In December 1979, I was reassigned to the 5th Guards Motor Rifle Division. They had been chosen as part of the initial invasion force for Afghanistan. The fighting during the invasion, as well as the year I was there didn’t resemble the later years before the exchange. There were no guerillas as such. Just occasional mutinies by the DRA (Army of the Pro-Soviet Afghani government, it was often unreliable and detested by the Soviets) or tribal armies of the local warlords. I remember one of those fools actually tried to charge a Soviet tank battalion on horseback.
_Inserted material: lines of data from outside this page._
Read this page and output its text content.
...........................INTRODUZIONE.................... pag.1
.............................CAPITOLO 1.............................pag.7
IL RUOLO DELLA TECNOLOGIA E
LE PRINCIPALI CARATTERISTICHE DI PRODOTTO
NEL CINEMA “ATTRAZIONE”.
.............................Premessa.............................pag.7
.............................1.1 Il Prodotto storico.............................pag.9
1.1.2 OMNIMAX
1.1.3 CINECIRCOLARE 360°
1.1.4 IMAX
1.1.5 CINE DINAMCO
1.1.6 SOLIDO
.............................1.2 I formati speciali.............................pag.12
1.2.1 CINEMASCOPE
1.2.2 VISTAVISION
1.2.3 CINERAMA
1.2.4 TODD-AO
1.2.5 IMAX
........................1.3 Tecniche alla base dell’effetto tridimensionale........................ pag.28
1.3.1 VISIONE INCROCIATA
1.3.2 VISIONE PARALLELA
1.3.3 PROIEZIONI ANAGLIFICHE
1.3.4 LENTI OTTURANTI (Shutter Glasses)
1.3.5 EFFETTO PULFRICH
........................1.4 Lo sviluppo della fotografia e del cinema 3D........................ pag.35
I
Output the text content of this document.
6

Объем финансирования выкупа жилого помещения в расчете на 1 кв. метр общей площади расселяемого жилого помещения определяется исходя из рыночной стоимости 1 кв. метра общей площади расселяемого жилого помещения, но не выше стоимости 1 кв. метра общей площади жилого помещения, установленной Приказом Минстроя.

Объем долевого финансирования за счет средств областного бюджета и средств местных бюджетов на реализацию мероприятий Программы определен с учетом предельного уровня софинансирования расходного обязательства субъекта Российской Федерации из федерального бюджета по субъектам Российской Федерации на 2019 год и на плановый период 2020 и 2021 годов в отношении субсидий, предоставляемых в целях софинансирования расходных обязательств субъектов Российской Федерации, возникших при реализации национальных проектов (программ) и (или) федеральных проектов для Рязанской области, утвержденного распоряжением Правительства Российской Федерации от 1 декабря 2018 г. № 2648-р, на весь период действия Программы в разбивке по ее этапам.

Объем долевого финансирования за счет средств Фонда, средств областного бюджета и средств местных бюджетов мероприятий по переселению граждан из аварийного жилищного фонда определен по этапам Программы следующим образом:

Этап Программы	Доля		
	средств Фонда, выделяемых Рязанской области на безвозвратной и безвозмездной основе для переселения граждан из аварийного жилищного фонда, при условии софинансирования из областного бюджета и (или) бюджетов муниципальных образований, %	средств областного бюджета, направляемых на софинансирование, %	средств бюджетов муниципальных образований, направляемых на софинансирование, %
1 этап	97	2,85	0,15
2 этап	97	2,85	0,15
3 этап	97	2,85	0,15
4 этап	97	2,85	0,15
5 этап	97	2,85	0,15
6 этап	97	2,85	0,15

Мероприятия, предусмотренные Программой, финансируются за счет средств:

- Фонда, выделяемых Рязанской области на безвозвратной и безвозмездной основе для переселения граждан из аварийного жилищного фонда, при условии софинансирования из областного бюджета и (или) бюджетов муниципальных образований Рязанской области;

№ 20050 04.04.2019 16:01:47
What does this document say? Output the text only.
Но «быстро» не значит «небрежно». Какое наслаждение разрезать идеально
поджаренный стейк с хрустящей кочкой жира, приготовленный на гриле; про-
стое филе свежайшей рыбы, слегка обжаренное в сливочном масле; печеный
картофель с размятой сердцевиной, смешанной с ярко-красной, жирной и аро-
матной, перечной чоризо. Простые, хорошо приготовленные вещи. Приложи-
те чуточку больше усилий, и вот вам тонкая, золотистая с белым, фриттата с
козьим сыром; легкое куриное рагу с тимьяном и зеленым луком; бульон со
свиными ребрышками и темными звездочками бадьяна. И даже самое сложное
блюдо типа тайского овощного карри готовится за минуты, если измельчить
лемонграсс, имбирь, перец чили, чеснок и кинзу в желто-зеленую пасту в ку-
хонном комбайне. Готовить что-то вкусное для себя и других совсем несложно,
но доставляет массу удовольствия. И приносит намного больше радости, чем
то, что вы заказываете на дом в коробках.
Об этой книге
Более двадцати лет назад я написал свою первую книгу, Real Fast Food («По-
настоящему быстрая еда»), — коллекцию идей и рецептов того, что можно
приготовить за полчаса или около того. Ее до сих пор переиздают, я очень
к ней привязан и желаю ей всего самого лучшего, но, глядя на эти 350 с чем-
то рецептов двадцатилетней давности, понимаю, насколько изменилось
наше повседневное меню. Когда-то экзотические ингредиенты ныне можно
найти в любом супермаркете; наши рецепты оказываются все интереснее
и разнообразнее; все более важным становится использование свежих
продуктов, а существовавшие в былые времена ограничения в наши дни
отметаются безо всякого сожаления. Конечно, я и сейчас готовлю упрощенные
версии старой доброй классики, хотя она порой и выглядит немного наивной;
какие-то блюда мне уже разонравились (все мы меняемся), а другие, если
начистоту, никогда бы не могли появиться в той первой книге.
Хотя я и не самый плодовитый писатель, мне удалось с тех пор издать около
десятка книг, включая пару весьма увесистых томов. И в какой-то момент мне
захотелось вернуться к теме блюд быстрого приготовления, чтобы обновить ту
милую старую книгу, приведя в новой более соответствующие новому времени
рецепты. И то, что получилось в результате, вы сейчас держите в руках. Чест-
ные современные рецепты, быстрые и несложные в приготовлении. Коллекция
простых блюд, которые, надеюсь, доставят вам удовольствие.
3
I guess the locals didn’t read up on what happened when the Poles tried that to the Germans?
I presume it was a slaughter?
Yes, not even remotely a fair fight. By now, I had made Captain, and I was commanding a Company of tanks. Still T-62s, only now in real combat conditions. We did alright, considering. The main reason we thanked god (even if the Commissars frowned on it) was because these tribal armies had never heard of anti-tank weapons with the exception of RPGs. I think in that sense, we were very lucky. They had more RPGs than people in many cases. Happily, for all the tales of Afghani marksmanship, I am glad it was little more than a scary nuisance. The main problem we had early on was disease and poor nutrition for operating in such a remote place. I had 5 Hepatitis cases in my company alone. To say such numbers are small is to forget something; there was 52 men in my company and 10 of them had to be evacuated home due to the fact they’d gotten sick somehow or another, and this was in the first two weeks of our arrival.
What next then?
I rotated out of Afghanistan in December 1980. I had sat for and passed the Frunze Academy examinations and had orders for Moscow. It was on the train from Tashkent north that I met my wife. She was a seamstress, who was just starting out, and here I was, trying and failing to play the confident Army officer to sweep her off her feet. I must have done something proper and correct, because I married her in March 1981 and we had almost three great years together. She was killed in the exchange, along with our two children. Sacha was two. Alexander wasn’t a year old in 1984. They all died when NATO nuked the Karlhorst barracks. I was at Frunze for three years, and my time at the MLM helped, as I managed to graduate the lofty goal of second in my class. I probably would have made Major then, but I didn’t quite have what you Americans call “time in grade”.
I know I keep saying this, but what came next?
My new family and I left Frunze in January 1984, where I had been temporarily attached to the staff of the school as basically a glorified adjutant to assume a new posting as a company commander with the 6th Guards Motor Rifle Brigade in Berlin. With the proverbial storm clouds that were forming, it did not take a particularly smart man to know East-West tensions at an all-time high, and getting worse by the day. Considering what came next, It seemed the past had become prologue. I arrived to my new company just in time to find out the Brigade was on alert.